In open surgery, these vessels can easily be identified by palpating the tissue, but this is not possible in laparoscopic surgery. Conversion to open surgery may be required after vessel injury to prevent the patient from bleeding to death.
Solution
To address the above clinical need, the team built a laparoscopy-compatible tool for blood vessel detection. The sensing component of the device is a pressure sensor based on the low-cost TakkTile sensors developed in the Harvard Biorobotics lab. Though the MEMS sensors used in TakkTiles and the associated equipment for mounting them were not readily available in India, the team had access to an altitude/pressure sensor breakout from SparkFun which uses the Freescale MPL3115A2 sensor, similar to the MPL115A2 used in TakkTiles but more sensitive, with a pressure resolution of 1.5 Pa as opposed to 150 Pa. This increased sensitivity comes with the tradeoff of a lower threshold for sensor saturation and more variable results of rubber casting. After being cast under silicone rubber, the sensor was able to detect the slight pressure fluctuations caused by pulse when placed against a blood vessel.
To enable use of this sensor in laparoscopic surgery, the sensor is integrated into a tool consisting of a long shaft with a steerable end segment, with the sensor mounted at the tip. A dial/capstan mechanism enables this segment to rotate 180 degrees, giving the surgeon a large range of motion which enables access to difficult-to-reach areas. However, the tool is still stiff enough for stable placement of the sensor on test sites. Below is the prototype of the device showing the mechanism, and a second version with a more ergonomic form-factor.

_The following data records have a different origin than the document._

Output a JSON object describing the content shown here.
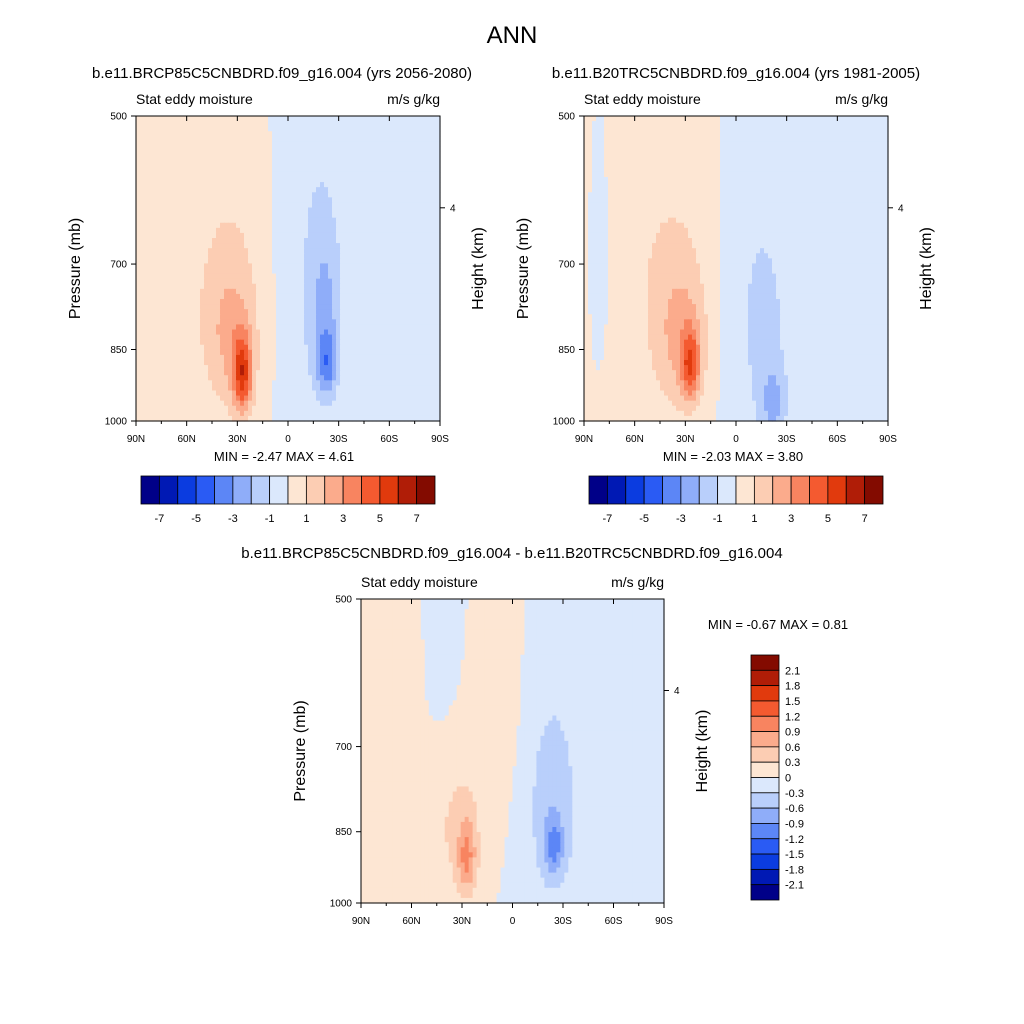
{
  "figure": {
    "title": "ANN"
  },
  "colors": {
    "full": [
      "#000088",
      "#0019b4",
      "#0b3ce0",
      "#2a5bf4",
      "#5c86f6",
      "#8fadf9",
      "#b9cffb",
      "#dbe8fc",
      "#fde6d3",
      "#fccdb3",
      "#fbab8c",
      "#f88460",
      "#f45a30",
      "#e13a0d",
      "#b01d07",
      "#830b00"
    ],
    "diff": [
      "#000088",
      "#0019b4",
      "#0b3ce0",
      "#2a5bf4",
      "#5c86f6",
      "#8fadf9",
      "#b9cffb",
      "#dbe8fc",
      "#fde6d3",
      "#fccdb3",
      "#fbab8c",
      "#f88460",
      "#f45a30",
      "#e13a0d",
      "#b01d07",
      "#830b00"
    ]
  },
  "chart_data": [
    {
      "type": "contour",
      "title": "b.e11.BRCP85C5CNBDRD.f09_g16.004 (yrs 2056-2080)",
      "left_label": "Stat eddy moisture",
      "right_label": "m/s g/kg",
      "ylabel": "Pressure (mb)",
      "ylabel_right": "Height (km)",
      "x_ticks": [
        "90N",
        "60N",
        "30N",
        "0",
        "30S",
        "60S",
        "90S"
      ],
      "y_ticks": [
        "500",
        "700",
        "850",
        "1000"
      ],
      "right_ticks": [
        "4"
      ],
      "xlim": [
        90,
        -90
      ],
      "ylim": [
        1000,
        500
      ],
      "min_max": "MIN =  -2.47  MAX =   4.61",
      "cbar_labels": [
        "-7",
        "-5",
        "-3",
        "-1",
        "1",
        "3",
        "5",
        "7"
      ],
      "cbar_levels": [
        -7,
        -6,
        -5,
        -4,
        -3,
        -2,
        -1,
        0,
        1,
        2,
        3,
        4,
        5,
        6,
        7
      ],
      "features": [
        {
          "lat": 27,
          "p": 900,
          "value": 4.6,
          "wlat": 4,
          "wp": 55
        },
        {
          "lat": 34,
          "p": 820,
          "value": 2.2,
          "wlat": 12,
          "wp": 110
        },
        {
          "lat": 75,
          "p": 730,
          "value": 0.6,
          "wlat": 12,
          "wp": 220
        },
        {
          "lat": 40,
          "p": 600,
          "value": 0.5,
          "wlat": 25,
          "wp": 150
        },
        {
          "lat": -23,
          "p": 880,
          "value": -2.4,
          "wlat": 4,
          "wp": 45
        },
        {
          "lat": -22,
          "p": 780,
          "value": -1.8,
          "wlat": 7,
          "wp": 110
        },
        {
          "lat": -12,
          "p": 650,
          "value": -0.8,
          "wlat": 15,
          "wp": 250
        },
        {
          "lat": -75,
          "p": 700,
          "value": -0.8,
          "wlat": 18,
          "wp": 300
        }
      ]
    },
    {
      "type": "contour",
      "title": "b.e11.B20TRC5CNBDRD.f09_g16.004 (yrs 1981-2005)",
      "left_label": "Stat eddy moisture",
      "right_label": "m/s g/kg",
      "ylabel": "Pressure (mb)",
      "ylabel_right": "Height (km)",
      "x_ticks": [
        "90N",
        "60N",
        "30N",
        "0",
        "30S",
        "60S",
        "90S"
      ],
      "y_ticks": [
        "500",
        "700",
        "850",
        "1000"
      ],
      "right_ticks": [
        "4"
      ],
      "xlim": [
        90,
        -90
      ],
      "ylim": [
        1000,
        500
      ],
      "min_max": "MIN =  -2.03  MAX =   3.80",
      "cbar_labels": [
        "-7",
        "-5",
        "-3",
        "-1",
        "1",
        "3",
        "5",
        "7"
      ],
      "cbar_levels": [
        -7,
        -6,
        -5,
        -4,
        -3,
        -2,
        -1,
        0,
        1,
        2,
        3,
        4,
        5,
        6,
        7
      ],
      "features": [
        {
          "lat": 27,
          "p": 880,
          "value": 3.8,
          "wlat": 4,
          "wp": 50
        },
        {
          "lat": 33,
          "p": 820,
          "value": 2.1,
          "wlat": 12,
          "wp": 110
        },
        {
          "lat": 55,
          "p": 620,
          "value": 0.7,
          "wlat": 25,
          "wp": 200
        },
        {
          "lat": -15,
          "p": 800,
          "value": -1.2,
          "wlat": 15,
          "wp": 200
        },
        {
          "lat": -22,
          "p": 960,
          "value": -1.9,
          "wlat": 5,
          "wp": 50
        },
        {
          "lat": -70,
          "p": 620,
          "value": -0.8,
          "wlat": 20,
          "wp": 300
        },
        {
          "lat": 80,
          "p": 650,
          "value": -0.6,
          "wlat": 6,
          "wp": 150
        }
      ]
    },
    {
      "type": "contour",
      "title": "b.e11.BRCP85C5CNBDRD.f09_g16.004 - b.e11.B20TRC5CNBDRD.f09_g16.004",
      "left_label": "Stat eddy moisture",
      "right_label": "m/s g/kg",
      "ylabel": "Pressure (mb)",
      "ylabel_right": "Height (km)",
      "x_ticks": [
        "90N",
        "60N",
        "30N",
        "0",
        "30S",
        "60S",
        "90S"
      ],
      "y_ticks": [
        "500",
        "700",
        "850",
        "1000"
      ],
      "right_ticks": [
        "4"
      ],
      "xlim": [
        90,
        -90
      ],
      "ylim": [
        1000,
        500
      ],
      "min_max": "MIN =  -0.67  MAX =   0.81",
      "cbar_labels": [
        "2.1",
        "1.8",
        "1.5",
        "1.2",
        "0.9",
        "0.6",
        "0.3",
        "0",
        "-0.3",
        "-0.6",
        "-0.9",
        "-1.2",
        "-1.5",
        "-1.8",
        "-2.1"
      ],
      "cbar_levels": [
        -2.1,
        -1.8,
        -1.5,
        -1.2,
        -0.9,
        -0.6,
        -0.3,
        0,
        0.3,
        0.6,
        0.9,
        1.2,
        1.5,
        1.8,
        2.1
      ],
      "features": [
        {
          "lat": 27,
          "p": 900,
          "value": 0.8,
          "wlat": 4,
          "wp": 55
        },
        {
          "lat": 35,
          "p": 830,
          "value": 0.4,
          "wlat": 12,
          "wp": 120
        },
        {
          "lat": 65,
          "p": 620,
          "value": 0.2,
          "wlat": 12,
          "wp": 200
        },
        {
          "lat": 15,
          "p": 600,
          "value": 0.2,
          "wlat": 15,
          "wp": 150
        },
        {
          "lat": -25,
          "p": 880,
          "value": -0.65,
          "wlat": 4,
          "wp": 40
        },
        {
          "lat": -22,
          "p": 810,
          "value": -0.4,
          "wlat": 9,
          "wp": 120
        },
        {
          "lat": 40,
          "p": 600,
          "value": -0.2,
          "wlat": 15,
          "wp": 200
        },
        {
          "lat": -50,
          "p": 700,
          "value": -0.2,
          "wlat": 30,
          "wp": 300
        }
      ]
    }
  ]
}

Once the sensor is placed, the real-time pressure signal is processed through an algorithm which determines whether a pulse is present or not. The signal is first filtered through a band-pass filter which allows frequencies around and near the patient’s heart rate, but removes high-frequency sensor noise and low-frequency variation in the baseline caused by movement of the surgeon’s hand. This filtered signal is then analyzed via a fast Fourier transform. In the frequency domain, a regular heartbeat signal results in a single strong peak within the bandpass filter range. Therefore, the algorithm detects when there is only a single peak in this frequency window, with the added criteria that this peak has to have a stable amplitude (be within a certain height window for a minimum amount of time). If these conditions are met, the surgeon will hear an audible beeping or receive other feedback within 3-4 seconds of placing the tool, indicating that there is a blood vessel under the sensor.
Above are examples of data from when the sensor is placed over random tissue (top) or over a blood vessel (bottom), and what the filtered data and the FFT of the filtered data looks like in each case. The black dots indicate when the algorithm detects a heartbeat.